【CS231n】Spring 2020 Assignments - Assignment1 - kNN


前言

我的作业是在 Google Colaboratory 上完成的,还是挺方便的。


一、Implement compute_distances_two_loops

这题比较简单,需要注意的就是 X_train 等数组的shape,这些其实在上面的代码块里面已经输出提示我们是shape为 (5000, 3072) 和 (500, 3072) 的二维数组了(如下)。

shapes of arrays

比较简单,直接贴源码

def compute_distances_two_loops(self, X):
        """
        Compute the distance between each test point in X and each training point
        in self.X_train using a nested loop over both the training data and the
        test data.

        Inputs:
        - X: A numpy array of shape (num_test, D) containing test data.

        Returns:
        - dists: A numpy array of shape (num_test, num_train) where dists[i, j]
          is the Euclidean distance between the ith test point and the jth training
          point.
        """
        num_test = X.shape[0]
        num_train = self.X_train.shape[0]
        dists = np.zeros((num_test, num_train))
        for i in range(num_test):
            for j in range(num_train):
                #####################################################################
                # TODO:                                                             #
                # Compute the l2 distance between the ith test point and the jth    #
                # training point, and store the result in dists[i, j]. You should   #
                # not use a loop over dimension, nor use np.linalg.norm().          #
                #####################################################################
                # *****START OF YOUR CODE (DO NOT DELETE/MODIFY THIS LINE)*****

                dists[i,j] = np.sqrt(np.sum(np.square(self.X_train[j] - X[i])))

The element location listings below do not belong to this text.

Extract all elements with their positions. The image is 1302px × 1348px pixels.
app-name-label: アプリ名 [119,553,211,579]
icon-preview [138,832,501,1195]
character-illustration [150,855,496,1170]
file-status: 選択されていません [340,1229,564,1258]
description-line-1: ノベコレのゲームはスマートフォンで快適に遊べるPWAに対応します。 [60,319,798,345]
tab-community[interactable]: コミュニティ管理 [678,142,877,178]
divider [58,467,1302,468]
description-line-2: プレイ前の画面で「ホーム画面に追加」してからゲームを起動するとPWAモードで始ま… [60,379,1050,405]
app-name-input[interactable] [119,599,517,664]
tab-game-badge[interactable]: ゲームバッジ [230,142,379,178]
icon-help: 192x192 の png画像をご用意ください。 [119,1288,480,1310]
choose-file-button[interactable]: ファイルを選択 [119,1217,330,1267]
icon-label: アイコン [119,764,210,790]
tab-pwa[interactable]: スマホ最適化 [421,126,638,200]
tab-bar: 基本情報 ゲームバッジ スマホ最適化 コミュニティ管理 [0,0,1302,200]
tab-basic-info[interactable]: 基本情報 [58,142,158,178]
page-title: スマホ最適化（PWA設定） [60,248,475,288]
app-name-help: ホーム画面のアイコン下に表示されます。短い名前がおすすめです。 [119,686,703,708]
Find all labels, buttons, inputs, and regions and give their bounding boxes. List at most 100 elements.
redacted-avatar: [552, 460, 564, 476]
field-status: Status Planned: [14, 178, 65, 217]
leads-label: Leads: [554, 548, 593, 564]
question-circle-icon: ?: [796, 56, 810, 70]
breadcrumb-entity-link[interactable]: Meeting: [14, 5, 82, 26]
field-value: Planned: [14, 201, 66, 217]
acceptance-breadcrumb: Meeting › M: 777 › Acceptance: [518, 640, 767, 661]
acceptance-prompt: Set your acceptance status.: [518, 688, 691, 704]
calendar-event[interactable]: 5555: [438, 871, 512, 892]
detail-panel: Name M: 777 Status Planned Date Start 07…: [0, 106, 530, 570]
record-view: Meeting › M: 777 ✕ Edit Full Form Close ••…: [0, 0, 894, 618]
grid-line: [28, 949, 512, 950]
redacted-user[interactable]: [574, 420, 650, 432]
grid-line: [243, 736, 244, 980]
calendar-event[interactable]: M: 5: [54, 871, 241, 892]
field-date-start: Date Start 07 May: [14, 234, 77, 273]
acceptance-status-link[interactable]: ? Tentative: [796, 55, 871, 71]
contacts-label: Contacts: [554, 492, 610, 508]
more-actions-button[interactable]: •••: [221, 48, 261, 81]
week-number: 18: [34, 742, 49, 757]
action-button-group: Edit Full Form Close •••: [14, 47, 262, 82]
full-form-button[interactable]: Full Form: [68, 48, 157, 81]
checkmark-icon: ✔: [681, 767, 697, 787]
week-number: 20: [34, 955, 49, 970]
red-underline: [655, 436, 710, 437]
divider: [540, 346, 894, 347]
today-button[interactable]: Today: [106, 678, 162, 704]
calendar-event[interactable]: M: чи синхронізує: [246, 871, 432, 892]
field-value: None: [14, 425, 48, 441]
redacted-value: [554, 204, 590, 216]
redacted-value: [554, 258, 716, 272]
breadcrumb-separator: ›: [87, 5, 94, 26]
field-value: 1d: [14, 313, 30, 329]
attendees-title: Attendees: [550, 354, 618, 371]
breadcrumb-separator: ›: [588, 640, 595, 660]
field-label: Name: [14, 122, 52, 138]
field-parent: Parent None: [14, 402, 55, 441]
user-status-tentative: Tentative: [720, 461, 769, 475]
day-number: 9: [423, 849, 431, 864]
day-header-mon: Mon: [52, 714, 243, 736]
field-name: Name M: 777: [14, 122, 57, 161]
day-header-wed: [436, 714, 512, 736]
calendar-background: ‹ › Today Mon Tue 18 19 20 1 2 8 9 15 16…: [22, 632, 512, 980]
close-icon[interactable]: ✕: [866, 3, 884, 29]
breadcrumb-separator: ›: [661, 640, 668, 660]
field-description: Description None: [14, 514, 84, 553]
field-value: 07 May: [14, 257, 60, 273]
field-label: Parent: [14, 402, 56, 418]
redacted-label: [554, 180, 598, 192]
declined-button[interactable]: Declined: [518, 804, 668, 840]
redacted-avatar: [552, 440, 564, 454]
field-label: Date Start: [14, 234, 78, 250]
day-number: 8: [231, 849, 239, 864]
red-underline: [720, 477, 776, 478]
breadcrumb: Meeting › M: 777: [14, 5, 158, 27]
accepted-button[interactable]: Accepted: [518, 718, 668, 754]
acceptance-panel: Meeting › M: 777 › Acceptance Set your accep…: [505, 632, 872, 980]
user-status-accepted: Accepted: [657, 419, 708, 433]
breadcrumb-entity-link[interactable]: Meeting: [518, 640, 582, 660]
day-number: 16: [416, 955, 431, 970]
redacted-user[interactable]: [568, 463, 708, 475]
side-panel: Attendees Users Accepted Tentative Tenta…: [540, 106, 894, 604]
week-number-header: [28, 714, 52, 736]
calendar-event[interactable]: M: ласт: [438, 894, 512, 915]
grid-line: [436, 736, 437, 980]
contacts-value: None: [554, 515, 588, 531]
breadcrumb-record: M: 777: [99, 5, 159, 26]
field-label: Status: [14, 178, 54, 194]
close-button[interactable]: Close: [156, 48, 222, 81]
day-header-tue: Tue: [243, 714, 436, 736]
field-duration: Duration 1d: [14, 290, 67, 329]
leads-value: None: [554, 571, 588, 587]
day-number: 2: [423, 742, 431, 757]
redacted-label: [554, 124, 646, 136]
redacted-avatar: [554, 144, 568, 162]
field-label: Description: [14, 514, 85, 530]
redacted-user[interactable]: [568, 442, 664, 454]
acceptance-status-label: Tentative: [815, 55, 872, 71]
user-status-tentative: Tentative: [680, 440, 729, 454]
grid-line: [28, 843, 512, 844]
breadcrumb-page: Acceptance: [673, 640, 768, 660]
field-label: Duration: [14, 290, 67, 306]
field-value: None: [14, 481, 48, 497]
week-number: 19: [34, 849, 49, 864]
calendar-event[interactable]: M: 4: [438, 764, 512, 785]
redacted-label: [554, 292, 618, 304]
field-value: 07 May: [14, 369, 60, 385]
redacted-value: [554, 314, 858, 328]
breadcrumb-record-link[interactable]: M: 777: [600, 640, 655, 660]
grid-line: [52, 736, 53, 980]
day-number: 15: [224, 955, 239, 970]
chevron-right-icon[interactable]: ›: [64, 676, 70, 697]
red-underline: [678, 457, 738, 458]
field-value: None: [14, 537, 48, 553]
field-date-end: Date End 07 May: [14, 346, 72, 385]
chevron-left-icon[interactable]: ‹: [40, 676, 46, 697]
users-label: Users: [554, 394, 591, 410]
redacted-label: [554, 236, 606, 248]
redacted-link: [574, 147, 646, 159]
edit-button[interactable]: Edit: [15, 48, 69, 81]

                # *****END OF YOUR CODE (DO NOT DELETE/MODIFY THIS LINE)*****
        return dists


二、Implement predict_labels

这题根据给出的提示即可。numpy.argsort 函数返回的是某个数组按升序(从小到大)排序后的下标数组,如输入 [1, 4, 3] 返回的是 [0, 2, 1]。然后利用切片取出前K个下标,再到 y_train 里面取出标签即可。最后用 max 函数获得出现最多的标签。

下面给出源代码:

def predict_labels(self, dists, k=1):
        """
        Given a matrix of distances between test points and training points,
        predict a label for each test point.

        Inputs:
        - dists: A numpy array of shape (num_test, num_train) where dists[i, j]
          gives the distance betwen the ith test point and the jth training point.

        Returns:
        - y: A numpy array of shape (num_test,) containing predicted labels for the
          test data, where y[i] is the predicted label for the test point X[i].
        """
        num_test = dists.shape[0]
        y_pred = np.zeros(num_test)
        for i in range(num_test):
            # A list of length k storing the labels of the k nearest neighbors to
            # the ith test point.
            closest_y = []
            #########################################################################
            # TODO:                                                                 #
            # Use the distance matrix to find the k nearest neighbors of the ith    #
            # testing point, and use self.y_train to find the labels of these       #
            # neighbors. Store these labels in closest_y.                           #
            # Hint: Look up the function numpy.argsort.                             #
            #########################################################################
            # *****START OF YOUR CODE (DO NOT DELETE/MODIFY THIS LINE)*****

            k_indexs = np.argsort(dists[i])[0:k]
            closest_y = [self.y_train[j] for j in k_indexs]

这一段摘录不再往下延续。